Der Mindestlohn in der Post-Branche ist erst der Anfang. Die SPD möchte in mindestens zehn Branchen über eine Ausweitung des Entsendegesetzes Mindestlöhne durchsetzen. Als nächstes sind die Zeitarbeiter dran: Die Sozialdemokraten wollten die Zeit- und Leiharbeit als Instrument beibehalten, die Arbeitnehmer aber schützen, sagte SPD-Chef Kurt Beck in Berlin. Es gehe um den Grundsatz "Gleicher Lohn für gleiche Arbeit".

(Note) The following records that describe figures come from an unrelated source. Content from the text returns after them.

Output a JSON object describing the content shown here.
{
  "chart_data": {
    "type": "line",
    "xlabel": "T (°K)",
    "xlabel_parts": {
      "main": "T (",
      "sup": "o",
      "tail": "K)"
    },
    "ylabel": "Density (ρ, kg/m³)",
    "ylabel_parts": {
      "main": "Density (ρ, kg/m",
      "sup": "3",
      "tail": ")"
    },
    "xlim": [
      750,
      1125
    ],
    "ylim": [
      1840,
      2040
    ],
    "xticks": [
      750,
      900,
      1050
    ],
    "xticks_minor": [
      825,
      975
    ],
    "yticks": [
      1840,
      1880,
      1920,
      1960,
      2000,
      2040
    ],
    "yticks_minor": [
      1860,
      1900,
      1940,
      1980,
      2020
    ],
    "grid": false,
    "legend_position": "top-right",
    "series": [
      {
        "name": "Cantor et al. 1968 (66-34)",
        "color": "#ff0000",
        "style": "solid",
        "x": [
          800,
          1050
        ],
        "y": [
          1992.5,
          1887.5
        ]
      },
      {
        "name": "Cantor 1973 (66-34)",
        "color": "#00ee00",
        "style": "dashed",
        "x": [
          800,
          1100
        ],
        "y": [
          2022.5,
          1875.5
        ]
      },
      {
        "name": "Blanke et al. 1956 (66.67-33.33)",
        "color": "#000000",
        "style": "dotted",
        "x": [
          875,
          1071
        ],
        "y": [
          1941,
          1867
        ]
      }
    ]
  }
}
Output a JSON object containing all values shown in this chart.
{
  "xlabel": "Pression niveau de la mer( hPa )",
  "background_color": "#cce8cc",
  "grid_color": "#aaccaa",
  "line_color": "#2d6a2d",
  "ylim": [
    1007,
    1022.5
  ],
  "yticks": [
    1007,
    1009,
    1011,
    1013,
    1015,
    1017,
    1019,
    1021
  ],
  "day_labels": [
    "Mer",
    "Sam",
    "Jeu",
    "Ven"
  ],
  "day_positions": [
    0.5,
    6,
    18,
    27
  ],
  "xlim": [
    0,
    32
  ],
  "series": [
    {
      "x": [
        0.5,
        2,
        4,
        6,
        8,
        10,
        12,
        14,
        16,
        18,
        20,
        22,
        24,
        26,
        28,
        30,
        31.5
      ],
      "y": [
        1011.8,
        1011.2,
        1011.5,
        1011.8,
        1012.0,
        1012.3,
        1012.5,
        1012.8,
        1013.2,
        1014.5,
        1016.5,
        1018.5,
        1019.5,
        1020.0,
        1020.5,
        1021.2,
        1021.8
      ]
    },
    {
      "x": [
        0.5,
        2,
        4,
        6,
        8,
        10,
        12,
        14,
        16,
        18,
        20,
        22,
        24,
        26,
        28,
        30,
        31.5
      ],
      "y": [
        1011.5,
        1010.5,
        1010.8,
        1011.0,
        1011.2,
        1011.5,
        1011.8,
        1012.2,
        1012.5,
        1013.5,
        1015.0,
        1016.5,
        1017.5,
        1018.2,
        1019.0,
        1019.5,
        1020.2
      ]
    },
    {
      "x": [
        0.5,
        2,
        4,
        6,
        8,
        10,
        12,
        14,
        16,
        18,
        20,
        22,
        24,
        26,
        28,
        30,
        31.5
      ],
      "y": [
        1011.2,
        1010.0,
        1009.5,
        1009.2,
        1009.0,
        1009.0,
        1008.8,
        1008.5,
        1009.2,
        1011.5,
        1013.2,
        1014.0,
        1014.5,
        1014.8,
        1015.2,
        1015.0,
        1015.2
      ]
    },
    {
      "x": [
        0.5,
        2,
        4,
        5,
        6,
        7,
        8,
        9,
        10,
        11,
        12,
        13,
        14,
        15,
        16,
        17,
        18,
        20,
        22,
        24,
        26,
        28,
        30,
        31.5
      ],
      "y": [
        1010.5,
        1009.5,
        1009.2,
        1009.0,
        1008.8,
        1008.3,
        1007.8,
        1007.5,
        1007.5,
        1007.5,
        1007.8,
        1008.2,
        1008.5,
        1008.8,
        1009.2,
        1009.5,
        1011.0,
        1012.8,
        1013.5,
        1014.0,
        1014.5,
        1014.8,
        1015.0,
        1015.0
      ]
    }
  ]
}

CSU-Chef Erwin Huber kritisierte den Vorstoß der SPD, den Mindestlohn auf weitere Branchen auszuweiten. "Es kann nicht sein, dass in einer Art Salami-Taktik jetzt Branche für Branche drankommen soll», sagte Huber. Auch Wirtschaftsminister Michael Glos (CSU) ist besorgt: "Nach dem Post-Mindestlohn ist der nächste Dammbruch bei der Zeitarbeit zu befürchten", schrieb Glos in einem Brief an die Unionsfraktion. Sollte die Deregulierung der Zeitarbeit wieder rückgängig gemacht werden, "droht der Verlust vieler Arbeitsplätze".
stern.de stellt verschiedene Branchen und den Stand der Verhandlungen vor.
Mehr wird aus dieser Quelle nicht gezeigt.